The net result is that we have tied up immense amounts of intellect and capital to deliver data to the business that is heavily compromised by latency, cost, and difficulty of use.
As data has gotten really big, we have introduced big data solutions such as Hadoop, which remove some of the complexity by avoiding the structured stores, and exploit the capability to deliver affordable scalable solutions using commodity hardware. There is still a lot of complexity in the solution, because the means of extracting value require MapReduce programming, which is still an arcane skill and not for the average user.

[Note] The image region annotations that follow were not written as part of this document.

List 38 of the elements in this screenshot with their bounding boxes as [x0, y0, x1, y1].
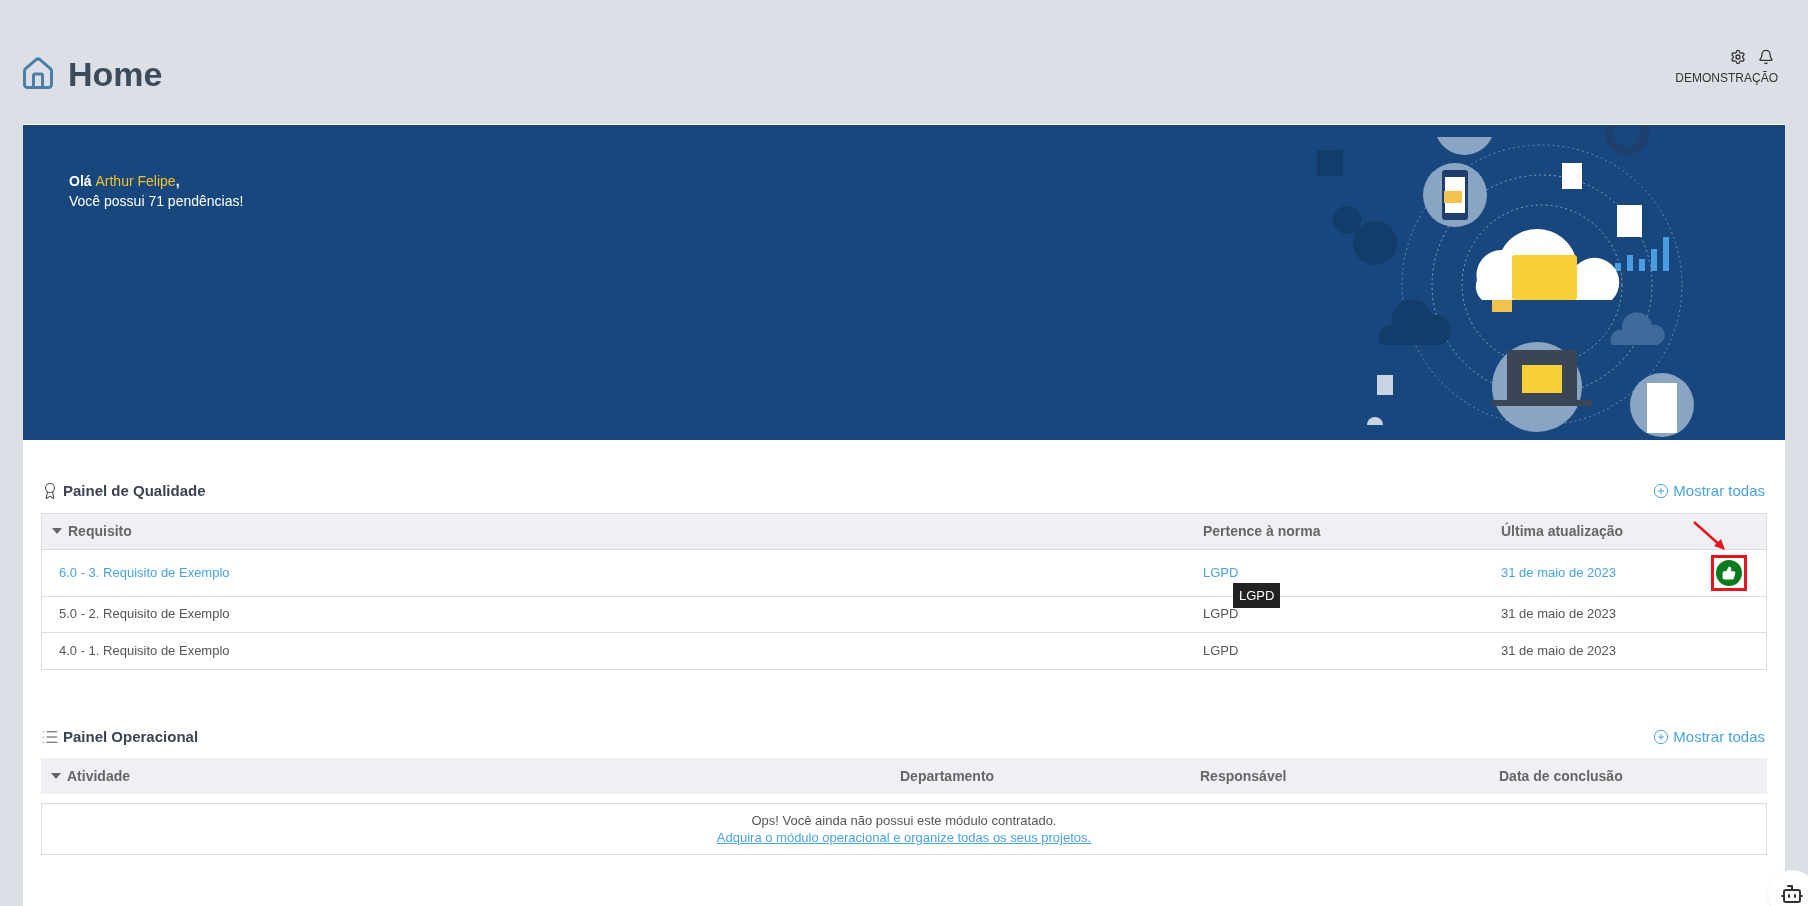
caret-icon: [52, 528, 62, 534]
empty-message: Ops! Você ainda não possui este módulo contratado.: [751, 812, 1057, 829]
caret-icon: [51, 773, 61, 779]
home-icon: [20, 56, 56, 92]
panel-title: Painel Operacional: [63, 726, 199, 747]
column-header[interactable]: Atividade: [67, 765, 130, 787]
table-cell-text: 31 de maio de 2023: [1500, 563, 1617, 582]
purchase-link[interactable]: Adquira o módulo operacional e organize todas os seus projetos.: [716, 829, 1092, 846]
robot-icon: [1780, 882, 1804, 906]
plus-circle-icon: [1653, 728, 1670, 745]
table-cell-text: 5.0 - 2. Requisito de Exemplo: [58, 605, 231, 624]
show-all-link[interactable]: Mostrar todas: [1653, 480, 1765, 503]
column-header[interactable]: Data de conclusão: [1499, 767, 1623, 784]
table-cell-text: 6.0 - 3. Requisito de Exemplo: [58, 563, 231, 582]
table-cell: LGPD: [1203, 564, 1239, 580]
table-row[interactable]: 4.0 - 1. Requisito de Exemplo LGPD 31 de maio de 2023: [42, 632, 1766, 669]
pending-message: Você possui 71 pendências!: [69, 192, 244, 211]
column-header[interactable]: Requisito: [68, 520, 132, 542]
column-header[interactable]: Responsável: [1200, 767, 1287, 784]
column-header[interactable]: Pertence à norma: [1203, 522, 1321, 539]
table-cell-text: 31 de maio de 2023: [1500, 605, 1617, 624]
plus-circle-icon: [1653, 483, 1670, 500]
annotation-arrow: [1692, 519, 1728, 552]
thumbs-up-icon: [1722, 565, 1736, 580]
column-header[interactable]: Última atualização: [1501, 522, 1624, 539]
settings-icon[interactable]: [1730, 49, 1746, 65]
panel-title: Painel de Qualidade: [63, 481, 206, 501]
greeting-text: Olá Arthur Felipe,: [69, 172, 181, 191]
show-all-link[interactable]: Mostrar todas: [1653, 725, 1765, 748]
tooltip: LGPD: [1233, 582, 1281, 609]
table-cell-text: 4.0 - 1. Requisito de Exemplo: [58, 641, 231, 660]
table-cell: LGPD: [1203, 642, 1239, 658]
table-cell-text: 31 de maio de 2023: [1500, 641, 1617, 660]
user-name[interactable]: DEMONSTRAÇÃO: [1675, 69, 1778, 87]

So, after twenty years, I am starting to think the orthodox solutions have run their course and we need to think differently. So when I see something like the Pervasive combination of RushAnalytics and DataRush I am starting to see a solution that offers light at the end of the tunnel. What is required is something to enable Business Intelligence to provide business with insight quickly and affordably. That means commodity hardware, not expensive technical solutions, and software that supports rapid iterative development using visual interfaces, and not complex, arcane programming skills. So we need something that is fast, easy to use, and affordable. If we can tick those boxes, we are starting to get to a position where we can keep up with the demand that the business has for analytics, at a price that makes it economically feasible.
What Pervasive is offering is a platform that offers data access, transformation, analysis, visualisation and delivery using KNIME, an open source visual data analysis workflow environment, on top of Pervasive DataRush parallel dataflow architecture. This means that with Pervasive RushAnalytics, you do not have to move the data into a specific data store before you can start to analyse it. Now domain experts can start to gain insight from data in time spans that are in a different league to the days that traditional analysis takes, and is being achieved on commodity technology. This offers what business really craves – speed of return on investment that is measured in hours, or even minutes, not weeks!
KNIME offers the tools to address the data mining tasks that are required for risk management, fraud detection, and superior decision support that includes association rules, classifiers, clustering, principal component analysis and regression – all of the things that are key to effective data mining, and all via a graphical interface, so it’s point and click, not code and sweat. That workflow is then executed on the highly parallel Pervasive DataRush processing engine.
When I first came across DataRush a couple of years ago, I thought it was the best-kept secret in the IT industry. It is designed to enable code to work in parallel across multiple cores without having to redesign things to exploit the additional cores as we move from a single threaded environment up through the various permutations of twin core, quadruple, eight core, sixteen core etc. DataRush detects the number of cores and nodes available at runtime, and adjusts the processing workflow to exploit them, so its model is “Build once and run on whatever,” – total future proofing.
I am hoping that this is a sign that we are ending the world, as we know it, where analytics is held back by the technology we make it run on. We enter a new era in which analytics can run unfettered and deliver the returns that we all crave, which is an exciting prospect.